Good 60% The report will be straightforward for the reader to understand. Writing will be
largely clear, but there may be some sentences that cause confusion.
Paragraphs will be present. There may be minor grammatical errors, or
excessive typos. The report will be largely tidy but may have minor formatting
issues. The report will be partitioned into sections but may be missing an
abstract. There will be a good attempt at forming a narrative. Figures and tables
will be present, although these may be untidy with short captions. There will be
a bibliography although there may be inconsistent formatting between entries.
The report will be of the correct length.
Satisfactory 40% The writing in the report will get across the essence of what the writer is trying
to convey but will only be of passable quality, and unclear in places.
Paragraphing will not be used effectively. Grammatical errors and typos will be
noticeable and occur quite frequently. The report will look quite messy and
have formatting issues. The report won’t have a clear structure with different
sections and there won’t be a clear narrative. Figures and tables will be present
but these will be messy, low quality, and lack captions. There won’t be a
bibliography, and the report may be slightly over- or under-length.
Fail 20% The report will be of a poor quality, and badly written. In many places it won’t
be clear to the reader what the writer is trying to convey. There will be no
paragraphs, and the report will only consist of walls of text. Grammatical errors
and typos will be commonplace. The report will be messy and poorly formatted
and be lacking in any structure.
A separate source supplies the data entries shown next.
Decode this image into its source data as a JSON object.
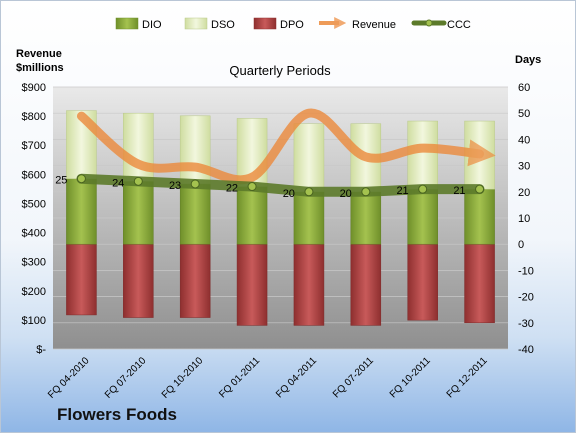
{
  "chart_data": {
    "type": "bar",
    "company": "Flowers Foods",
    "subtitle": "Quarterly Periods",
    "left_axis_label_line1": "Revenue",
    "left_axis_label_line2": "$millions",
    "right_axis_label": "Days",
    "categories": [
      "FQ 04-2010",
      "FQ 07-2010",
      "FQ 10-2010",
      "FQ 01-2011",
      "FQ 04-2011",
      "FQ 07-2011",
      "FQ 10-2011",
      "FQ 12-2011"
    ],
    "legend": [
      "DIO",
      "DSO",
      "DPO",
      "Revenue",
      "CCC"
    ],
    "left_ticks": [
      "$-",
      "$100",
      "$200",
      "$300",
      "$400",
      "$500",
      "$600",
      "$700",
      "$800",
      "$900"
    ],
    "right_ticks": [
      "-40",
      "-30",
      "-20",
      "-10",
      "0",
      "10",
      "20",
      "30",
      "40",
      "50",
      "60"
    ],
    "ylim_days": [
      -40,
      60
    ],
    "ylim_revenue": [
      0,
      900
    ],
    "series": [
      {
        "name": "DIO",
        "color": "#8fae3c",
        "values": [
          25,
          24,
          23,
          22,
          20,
          20,
          21,
          21
        ]
      },
      {
        "name": "DSO",
        "color": "#e6f0c6",
        "values": [
          26,
          26,
          26,
          26,
          26,
          26,
          26,
          26
        ]
      },
      {
        "name": "DPO",
        "color": "#b84a4a",
        "values": [
          -27,
          -28,
          -28,
          -31,
          -31,
          -31,
          -29,
          -30
        ]
      },
      {
        "name": "Revenue",
        "color": "#ec8a3c",
        "values": [
          800,
          635,
          625,
          590,
          810,
          660,
          690,
          670
        ]
      },
      {
        "name": "CCC",
        "color": "#5c7a2a",
        "values": [
          25,
          24,
          23,
          22,
          20,
          20,
          21,
          21
        ]
      }
    ],
    "ccc_labels": [
      "25",
      "24",
      "23",
      "22",
      "20",
      "20",
      "21",
      "21"
    ]
  }
}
It will be devoid of a narrative. Figures and
tables will not be present, or be of such a quality that they don’t provide any
value. There won’t be a bibliography and the report may be significantly over-
or under-length.
Bad Fail 0% The report looks unfinished and does not convey anything of value.
Code (20% of total mark)
Outstanding 100% The code satisfies the criteria for “Excellent” and goes beyond. It is of the same
standard as code produced by a professional software engineer.
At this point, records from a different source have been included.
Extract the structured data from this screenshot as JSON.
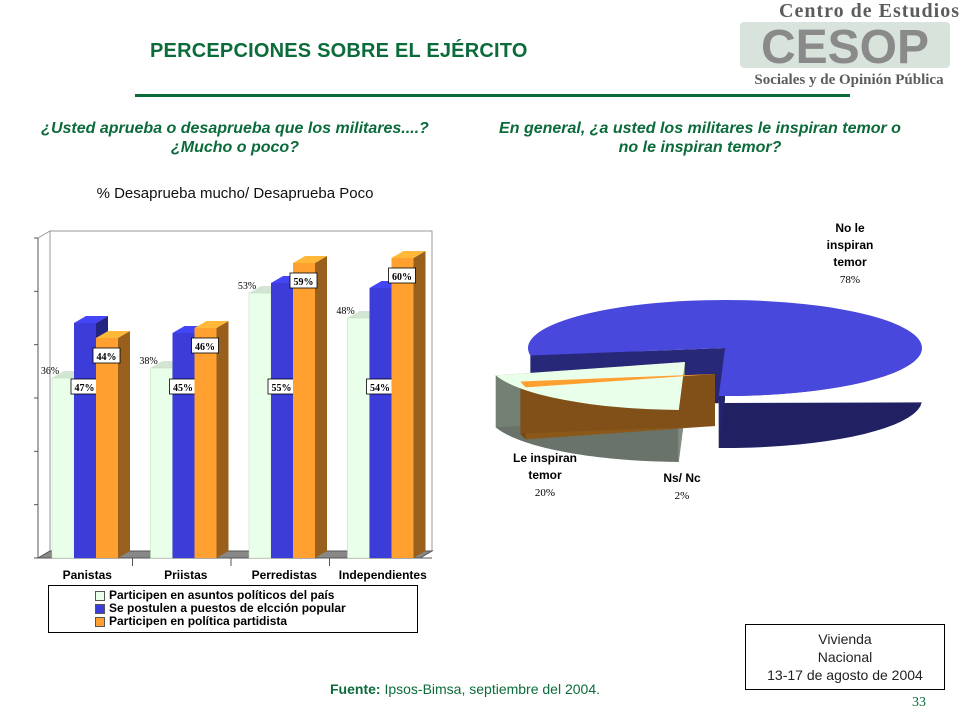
{
  "header": {
    "title": "PERCEPCIONES SOBRE EL EJÉRCITO",
    "logo_top": "Centro de Estudios",
    "logo_bottom": "Sociales y de Opinión Pública",
    "logo_mark": "CESOP"
  },
  "left_question": "¿Usted aprueba o desaprueba que los militares....? ¿Mucho o poco?",
  "left_subtitle": "% Desaprueba mucho/ Desaprueba Poco",
  "right_question": "En general, ¿a usted los militares le inspiran temor o no le inspiran temor?",
  "info_box": {
    "line1": "Vivienda",
    "line2": "Nacional",
    "line3": "13-17 de agosto de 2004"
  },
  "source": {
    "label": "Fuente:",
    "text": " Ipsos-Bimsa, septiembre del 2004."
  },
  "page_number": "33",
  "chart_data": [
    {
      "type": "bar",
      "categories": [
        "Panistas",
        "Priistas",
        "Perredistas",
        "Independientes"
      ],
      "series": [
        {
          "name": "Participen en asuntos políticos del país",
          "values": [
            36,
            38,
            53,
            48
          ],
          "labels": [
            "36%",
            "38%",
            "53%",
            "48%"
          ],
          "color": "#eaffea"
        },
        {
          "name": "Se postulen a puestos de elcción popular",
          "values": [
            47,
            45,
            55,
            54
          ],
          "labels": [
            "47%",
            "45%",
            "55%",
            "54%"
          ],
          "color": "#3c3cd8"
        },
        {
          "name": "Participen en política partidista",
          "values": [
            44,
            46,
            59,
            60
          ],
          "labels": [
            "44%",
            "46%",
            "59%",
            "60%"
          ],
          "color": "#ffa030"
        }
      ],
      "ylim": [
        0,
        60
      ],
      "grid": false,
      "legend": "bottom"
    },
    {
      "type": "pie",
      "slices": [
        {
          "label": "No le inspiran temor",
          "value": 78,
          "value_label": "78%",
          "color": "#4848dc"
        },
        {
          "label": "Le inspiran temor",
          "value": 20,
          "value_label": "20%",
          "color": "#eaffea"
        },
        {
          "label": "Ns/ Nc",
          "value": 2,
          "value_label": "2%",
          "color": "#ffa030"
        }
      ]
    }
  ]
}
Excellent 80% The code in the appendix will be clear and easy to read. It will not be in the form
of screenshots taken from a Jupyter notebook or IDE. The code will be high
quality, efficient, and will easily generalise to other text datasets. It will adhere
to the PEP 8 style guide for Python code. The code will be well commented. It
will be presented and structured in such a way that it is very easy for the reader
to understand which part of the code produced which figures and results in the
main report.
Good 60% The code in the appendix will be reasonably clear. It will not be in the form of
screenshots taken from a Jupyter notebook or IDE. It will be relatively high
quality but may contain some inefficiencies. It would take a reasonable amount
of work to make the code generalise to other text datasets. The code will
contain comments although some of these may be unhelpful. The code will be
presented and structured in such a way that it doesn’t take too much effort for
the reader to identify which parts of the code produced which figures and
results in the main report.
Satisfactory 40% The code in the appendix will be readable. However, it may be in the form of
screenshots take from a Jupyter notebook or IDE such that it isn’t possible for
the reader to isolate the text. The code will work but will be messy and
inefficient. It would take a lot of work to make the code generalise to other text
datasets. Comments will be missing or too sparse to be of any help. It won’t be
clear how different parts of the code produced the figures and results in the
main report.
Fail 20% The code in the appendix will be difficult to read and may be in the form of a
low-quality screenshot. The code will work but will but be messy and borderline
indecipherable. It would be more beneficial to start from scratch than try to
modify the code to generalise to other text datasets.
Bad Fail 0% There is no code provided, or the code provided does not work.